In a remarkable feat of scientific innovation, researchers at Monash University in Melbourne, Australia, have successfully 3D-printed living neural networks composed of rat brain cells. This breakthrough has profound implications for the future of drug trials and the study of brain functions.
“We’re inching our way closer to doing experiments that don’t require animals in the most complex organ we know of. Perhaps the most complex structure in the universe.” – Michael Moore, Professor of Biomedical Engineering at Tulane University.
Why 3D-Print Neural Networks?
The creation of mini-brains is driven partially by the desire to find an alternative to animal testing in drug trials and studies of basic brain function. In 2023, the US Congress passed a spending bill urging scientists to reduce their use of animals in federally funded research. This followed the US Food and Drug Administration’s Modernization Act 2.0, which permitted high-tech alternatives in drug safety trials. In theory, pharmaceutical companies could apply new drugs to 3D-printed mini-brains instead of testing them on animals. However, significant complexities must be resolved before this becomes a standard lab practice.
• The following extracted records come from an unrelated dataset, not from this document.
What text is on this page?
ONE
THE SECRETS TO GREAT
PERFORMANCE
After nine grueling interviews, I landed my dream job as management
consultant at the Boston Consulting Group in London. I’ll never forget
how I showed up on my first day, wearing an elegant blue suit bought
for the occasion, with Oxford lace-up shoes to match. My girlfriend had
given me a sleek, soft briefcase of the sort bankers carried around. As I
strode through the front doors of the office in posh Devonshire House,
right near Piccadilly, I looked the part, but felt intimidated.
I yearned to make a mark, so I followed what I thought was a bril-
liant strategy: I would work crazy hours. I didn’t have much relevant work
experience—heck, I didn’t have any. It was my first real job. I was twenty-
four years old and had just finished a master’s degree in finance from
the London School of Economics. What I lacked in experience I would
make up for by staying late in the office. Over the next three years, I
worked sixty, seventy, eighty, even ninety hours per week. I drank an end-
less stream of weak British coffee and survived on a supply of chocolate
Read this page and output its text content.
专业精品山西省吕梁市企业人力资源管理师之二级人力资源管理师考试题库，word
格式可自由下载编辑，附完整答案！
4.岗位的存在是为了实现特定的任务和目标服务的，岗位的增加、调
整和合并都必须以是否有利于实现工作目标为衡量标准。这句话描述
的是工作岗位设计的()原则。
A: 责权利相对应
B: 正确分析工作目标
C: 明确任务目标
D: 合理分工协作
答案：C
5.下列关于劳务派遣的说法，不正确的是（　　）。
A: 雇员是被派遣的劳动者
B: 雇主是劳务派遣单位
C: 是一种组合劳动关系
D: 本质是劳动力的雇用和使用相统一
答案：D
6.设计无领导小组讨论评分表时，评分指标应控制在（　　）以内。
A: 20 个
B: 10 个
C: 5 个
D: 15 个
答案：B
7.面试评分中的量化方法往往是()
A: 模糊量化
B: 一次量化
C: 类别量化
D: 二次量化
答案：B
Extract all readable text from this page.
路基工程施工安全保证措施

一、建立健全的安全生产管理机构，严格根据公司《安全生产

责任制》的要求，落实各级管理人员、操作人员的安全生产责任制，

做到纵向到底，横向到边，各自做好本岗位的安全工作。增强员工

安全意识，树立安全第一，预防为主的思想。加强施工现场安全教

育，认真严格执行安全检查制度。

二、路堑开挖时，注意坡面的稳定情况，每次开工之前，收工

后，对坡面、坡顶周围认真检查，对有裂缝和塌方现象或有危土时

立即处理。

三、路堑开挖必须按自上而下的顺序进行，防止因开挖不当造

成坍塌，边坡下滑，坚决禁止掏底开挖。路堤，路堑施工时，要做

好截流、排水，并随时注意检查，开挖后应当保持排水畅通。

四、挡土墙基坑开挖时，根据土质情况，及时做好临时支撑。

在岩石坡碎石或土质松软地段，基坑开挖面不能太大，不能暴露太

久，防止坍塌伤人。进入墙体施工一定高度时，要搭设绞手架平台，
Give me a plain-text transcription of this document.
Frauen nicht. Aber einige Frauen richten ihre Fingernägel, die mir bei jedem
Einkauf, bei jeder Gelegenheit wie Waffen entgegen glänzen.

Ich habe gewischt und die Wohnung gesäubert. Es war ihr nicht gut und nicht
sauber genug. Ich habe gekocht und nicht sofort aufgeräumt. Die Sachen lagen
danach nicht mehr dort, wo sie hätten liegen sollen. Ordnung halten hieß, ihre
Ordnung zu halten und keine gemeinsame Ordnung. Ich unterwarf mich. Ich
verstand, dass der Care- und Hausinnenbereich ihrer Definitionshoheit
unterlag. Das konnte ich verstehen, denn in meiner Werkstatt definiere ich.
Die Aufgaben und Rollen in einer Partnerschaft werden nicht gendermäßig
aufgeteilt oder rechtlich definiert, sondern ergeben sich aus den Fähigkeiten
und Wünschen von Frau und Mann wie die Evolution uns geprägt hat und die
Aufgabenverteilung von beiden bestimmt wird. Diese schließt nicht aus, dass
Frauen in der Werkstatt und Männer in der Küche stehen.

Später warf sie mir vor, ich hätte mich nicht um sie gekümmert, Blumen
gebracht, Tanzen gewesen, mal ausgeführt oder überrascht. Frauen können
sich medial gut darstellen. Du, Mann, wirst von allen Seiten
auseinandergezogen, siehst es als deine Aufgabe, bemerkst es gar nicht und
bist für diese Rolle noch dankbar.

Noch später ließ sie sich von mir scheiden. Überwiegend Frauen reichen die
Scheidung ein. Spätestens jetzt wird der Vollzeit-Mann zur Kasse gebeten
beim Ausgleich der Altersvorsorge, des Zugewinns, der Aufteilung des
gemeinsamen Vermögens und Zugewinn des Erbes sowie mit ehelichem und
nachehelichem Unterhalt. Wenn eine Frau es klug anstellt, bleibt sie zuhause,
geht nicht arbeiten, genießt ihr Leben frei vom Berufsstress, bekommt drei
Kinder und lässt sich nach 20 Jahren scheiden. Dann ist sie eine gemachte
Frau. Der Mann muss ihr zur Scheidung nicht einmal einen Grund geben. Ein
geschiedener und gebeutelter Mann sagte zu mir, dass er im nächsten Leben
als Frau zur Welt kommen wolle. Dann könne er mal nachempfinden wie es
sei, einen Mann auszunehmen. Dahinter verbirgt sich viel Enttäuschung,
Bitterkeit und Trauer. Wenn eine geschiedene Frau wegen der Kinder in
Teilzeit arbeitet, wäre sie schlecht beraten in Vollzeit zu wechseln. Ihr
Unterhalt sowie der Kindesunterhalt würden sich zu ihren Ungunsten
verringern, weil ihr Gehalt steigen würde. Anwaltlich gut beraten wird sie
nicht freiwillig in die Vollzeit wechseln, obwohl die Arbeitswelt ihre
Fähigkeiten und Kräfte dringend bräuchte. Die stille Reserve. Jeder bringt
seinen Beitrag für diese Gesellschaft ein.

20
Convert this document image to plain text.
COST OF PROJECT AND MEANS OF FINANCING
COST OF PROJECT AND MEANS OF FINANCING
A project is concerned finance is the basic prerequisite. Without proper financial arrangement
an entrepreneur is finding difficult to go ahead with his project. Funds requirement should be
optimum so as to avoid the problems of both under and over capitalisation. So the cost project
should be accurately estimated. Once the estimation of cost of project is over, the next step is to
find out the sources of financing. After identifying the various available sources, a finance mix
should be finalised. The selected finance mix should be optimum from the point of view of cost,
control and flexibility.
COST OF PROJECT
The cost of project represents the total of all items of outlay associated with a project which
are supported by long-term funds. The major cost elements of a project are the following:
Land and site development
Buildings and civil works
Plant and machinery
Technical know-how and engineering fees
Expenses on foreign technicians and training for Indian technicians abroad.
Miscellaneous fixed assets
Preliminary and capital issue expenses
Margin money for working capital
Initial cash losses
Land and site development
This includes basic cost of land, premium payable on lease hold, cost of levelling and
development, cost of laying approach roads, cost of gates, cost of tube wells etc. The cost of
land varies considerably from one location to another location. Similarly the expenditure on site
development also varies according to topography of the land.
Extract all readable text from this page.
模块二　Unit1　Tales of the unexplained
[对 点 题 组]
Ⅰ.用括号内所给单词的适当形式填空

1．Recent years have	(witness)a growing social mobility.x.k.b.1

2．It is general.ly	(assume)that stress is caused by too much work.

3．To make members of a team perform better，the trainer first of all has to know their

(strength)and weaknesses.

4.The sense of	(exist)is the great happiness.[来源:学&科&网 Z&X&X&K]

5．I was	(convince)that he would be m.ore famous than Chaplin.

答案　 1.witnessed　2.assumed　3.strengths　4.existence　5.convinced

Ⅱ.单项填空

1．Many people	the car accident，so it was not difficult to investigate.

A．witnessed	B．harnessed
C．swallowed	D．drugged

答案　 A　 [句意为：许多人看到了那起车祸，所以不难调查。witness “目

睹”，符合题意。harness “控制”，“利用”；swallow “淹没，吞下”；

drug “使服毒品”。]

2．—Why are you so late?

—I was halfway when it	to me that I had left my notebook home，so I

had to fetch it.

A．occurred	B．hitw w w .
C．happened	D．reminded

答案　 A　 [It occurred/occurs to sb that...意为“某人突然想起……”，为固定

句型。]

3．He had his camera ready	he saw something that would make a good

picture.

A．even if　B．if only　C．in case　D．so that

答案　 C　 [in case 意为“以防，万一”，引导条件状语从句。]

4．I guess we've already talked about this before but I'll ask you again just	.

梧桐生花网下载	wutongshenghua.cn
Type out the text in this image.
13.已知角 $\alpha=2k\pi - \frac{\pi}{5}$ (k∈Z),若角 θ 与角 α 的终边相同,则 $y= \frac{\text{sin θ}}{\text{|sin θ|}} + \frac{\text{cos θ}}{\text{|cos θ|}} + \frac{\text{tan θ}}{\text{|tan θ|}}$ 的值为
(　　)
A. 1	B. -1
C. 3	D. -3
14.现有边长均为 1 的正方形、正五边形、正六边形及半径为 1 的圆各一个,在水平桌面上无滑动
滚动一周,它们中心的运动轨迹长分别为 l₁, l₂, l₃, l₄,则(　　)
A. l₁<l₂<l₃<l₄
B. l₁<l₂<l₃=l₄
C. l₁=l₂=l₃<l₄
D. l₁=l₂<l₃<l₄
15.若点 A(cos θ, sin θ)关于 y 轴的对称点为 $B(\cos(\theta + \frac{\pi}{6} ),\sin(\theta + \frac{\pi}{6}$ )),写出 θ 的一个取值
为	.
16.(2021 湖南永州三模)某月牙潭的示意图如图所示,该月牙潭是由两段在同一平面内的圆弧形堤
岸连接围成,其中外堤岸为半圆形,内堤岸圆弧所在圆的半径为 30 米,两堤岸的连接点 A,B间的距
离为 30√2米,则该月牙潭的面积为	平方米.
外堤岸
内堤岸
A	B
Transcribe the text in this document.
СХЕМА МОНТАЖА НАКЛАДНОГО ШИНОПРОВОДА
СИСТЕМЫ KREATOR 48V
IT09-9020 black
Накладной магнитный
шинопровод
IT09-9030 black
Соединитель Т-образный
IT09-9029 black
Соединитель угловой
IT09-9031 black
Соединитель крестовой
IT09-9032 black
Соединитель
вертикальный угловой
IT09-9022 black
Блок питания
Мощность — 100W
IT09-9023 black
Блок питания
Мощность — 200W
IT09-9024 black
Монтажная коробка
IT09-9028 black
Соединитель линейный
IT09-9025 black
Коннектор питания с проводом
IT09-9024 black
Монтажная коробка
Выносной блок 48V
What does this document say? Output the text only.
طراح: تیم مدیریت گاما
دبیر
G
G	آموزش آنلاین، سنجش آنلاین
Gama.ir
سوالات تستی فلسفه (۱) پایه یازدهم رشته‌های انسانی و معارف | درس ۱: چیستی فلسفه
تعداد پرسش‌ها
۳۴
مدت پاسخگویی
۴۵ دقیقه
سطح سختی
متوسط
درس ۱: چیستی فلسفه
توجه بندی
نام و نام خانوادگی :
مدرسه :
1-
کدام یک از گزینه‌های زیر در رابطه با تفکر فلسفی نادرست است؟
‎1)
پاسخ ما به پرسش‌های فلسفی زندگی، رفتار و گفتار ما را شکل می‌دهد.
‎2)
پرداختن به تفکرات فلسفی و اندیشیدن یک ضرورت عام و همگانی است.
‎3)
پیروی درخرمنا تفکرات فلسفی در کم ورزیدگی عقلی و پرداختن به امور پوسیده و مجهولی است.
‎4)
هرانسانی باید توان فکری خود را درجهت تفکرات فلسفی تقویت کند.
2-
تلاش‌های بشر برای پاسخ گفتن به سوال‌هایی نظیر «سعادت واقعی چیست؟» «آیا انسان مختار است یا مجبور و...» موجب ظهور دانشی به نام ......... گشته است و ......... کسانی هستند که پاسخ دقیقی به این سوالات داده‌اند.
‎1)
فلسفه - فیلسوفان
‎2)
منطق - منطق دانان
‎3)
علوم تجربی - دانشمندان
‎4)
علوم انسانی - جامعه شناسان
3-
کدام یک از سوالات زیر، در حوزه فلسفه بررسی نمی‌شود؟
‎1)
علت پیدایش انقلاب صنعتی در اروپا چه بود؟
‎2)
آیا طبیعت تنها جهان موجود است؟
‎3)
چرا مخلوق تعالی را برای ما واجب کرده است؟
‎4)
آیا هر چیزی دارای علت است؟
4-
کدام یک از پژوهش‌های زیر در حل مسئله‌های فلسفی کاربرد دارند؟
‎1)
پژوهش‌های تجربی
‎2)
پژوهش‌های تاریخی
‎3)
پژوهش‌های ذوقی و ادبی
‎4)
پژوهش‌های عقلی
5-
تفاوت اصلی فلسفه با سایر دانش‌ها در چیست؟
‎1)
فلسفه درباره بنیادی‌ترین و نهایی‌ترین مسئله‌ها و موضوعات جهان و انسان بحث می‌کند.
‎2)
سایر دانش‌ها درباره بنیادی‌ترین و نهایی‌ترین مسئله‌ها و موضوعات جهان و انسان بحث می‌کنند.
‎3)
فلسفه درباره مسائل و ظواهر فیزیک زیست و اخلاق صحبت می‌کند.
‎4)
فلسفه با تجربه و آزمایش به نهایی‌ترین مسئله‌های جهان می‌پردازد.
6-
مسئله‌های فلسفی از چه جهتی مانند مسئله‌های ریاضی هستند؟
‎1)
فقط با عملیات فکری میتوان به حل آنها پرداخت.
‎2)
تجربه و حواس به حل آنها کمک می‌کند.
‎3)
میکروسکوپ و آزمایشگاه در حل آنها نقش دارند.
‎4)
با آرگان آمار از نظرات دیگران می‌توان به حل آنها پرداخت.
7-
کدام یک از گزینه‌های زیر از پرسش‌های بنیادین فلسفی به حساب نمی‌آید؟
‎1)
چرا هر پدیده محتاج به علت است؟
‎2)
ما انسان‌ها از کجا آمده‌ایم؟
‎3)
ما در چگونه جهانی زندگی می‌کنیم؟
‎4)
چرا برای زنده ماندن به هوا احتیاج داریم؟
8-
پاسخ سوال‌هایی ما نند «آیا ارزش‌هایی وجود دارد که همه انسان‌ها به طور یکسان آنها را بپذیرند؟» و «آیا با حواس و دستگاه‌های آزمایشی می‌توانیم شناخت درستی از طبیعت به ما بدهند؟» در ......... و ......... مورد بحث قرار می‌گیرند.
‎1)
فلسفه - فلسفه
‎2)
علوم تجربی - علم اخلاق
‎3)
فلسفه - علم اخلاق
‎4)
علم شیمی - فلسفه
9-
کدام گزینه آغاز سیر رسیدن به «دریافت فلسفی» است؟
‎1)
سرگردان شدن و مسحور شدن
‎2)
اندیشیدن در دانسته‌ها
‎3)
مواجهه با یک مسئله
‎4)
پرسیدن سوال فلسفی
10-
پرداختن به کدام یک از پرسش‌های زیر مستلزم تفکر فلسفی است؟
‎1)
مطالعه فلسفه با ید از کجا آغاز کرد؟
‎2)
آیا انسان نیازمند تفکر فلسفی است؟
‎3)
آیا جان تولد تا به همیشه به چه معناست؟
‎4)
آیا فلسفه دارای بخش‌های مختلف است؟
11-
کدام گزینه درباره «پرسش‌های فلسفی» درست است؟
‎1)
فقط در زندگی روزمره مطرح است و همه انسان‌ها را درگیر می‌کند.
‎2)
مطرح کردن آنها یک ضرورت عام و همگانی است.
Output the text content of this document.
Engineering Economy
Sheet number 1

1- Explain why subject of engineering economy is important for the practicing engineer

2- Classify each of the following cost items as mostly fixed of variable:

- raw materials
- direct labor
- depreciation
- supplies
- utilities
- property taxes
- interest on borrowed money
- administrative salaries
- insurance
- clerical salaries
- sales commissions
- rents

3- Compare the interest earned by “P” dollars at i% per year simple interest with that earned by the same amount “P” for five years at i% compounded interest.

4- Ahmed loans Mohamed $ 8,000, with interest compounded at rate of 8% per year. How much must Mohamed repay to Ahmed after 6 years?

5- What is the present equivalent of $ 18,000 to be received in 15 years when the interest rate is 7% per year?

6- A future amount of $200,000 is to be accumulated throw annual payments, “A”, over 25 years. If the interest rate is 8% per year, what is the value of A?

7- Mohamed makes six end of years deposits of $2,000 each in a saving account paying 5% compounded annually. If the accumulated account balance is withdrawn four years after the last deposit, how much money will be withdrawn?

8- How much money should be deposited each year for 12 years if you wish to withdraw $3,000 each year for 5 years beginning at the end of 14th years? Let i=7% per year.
3D-Printing: A Promising Technique
3D printing offers a promising method for the development of a better mini-brain. While existing options involve culturing a layer of neurons in a petri dish or coaxing stem cells to organize themselves into 3D tissues called organoids, 3D printing provides a unique advantage. Researchers can use this technique to culture cells in specific patterns on top of recording electrodes, allowing for experimental control. The structure is also soft enough to enable cells to migrate and reorganize themselves in 3D space, more closely mimicking the form of normal tissue.
Creating Neural Structures with 3D-Printing
The team at Monash University, led by materials science and engineering professor John Forsythe, described their experiment in the journal Advanced Healthcare Materials. They created their neural networks by 3D-printing “bioink” – rat brain cells suspended in a gel – into a scaffold. They constructed the networks by crosshatching layer by layer, creating a structure that gave cells access to nutrients while mimicking the alternating grey and white matter in the cortex. As they matured, the 3D-printed neurons extended their long axons across cell-free layers to reach other cells, enabling them to communicate across layers like in the cortex.
Implications and Future Work
This breakthrough has significant implications for biomedical applications like drug discovery and the study of neurodegenerative diseases. However, for these neural networks to be valuable, they need to be functional, which involves ensuring the survival of the cells during the printing process. Researchers also need to replicate this level of function in human cells before these neural network models can be used in translational research and medicine. Furthermore, the technique could be faster, and scaling from academic research labs to pharmaceutical companies will be challenging.
Despite these obstacles, the 3D printing of neural networks shows excellent promise for the future. It could eventually replace animals in many research settings and even lead to the creation of living artificial neural networks. This technology could be used for personalized treatments for neurodegenerative diseases and other brain injuries, pushing the boundaries of personalized medicine.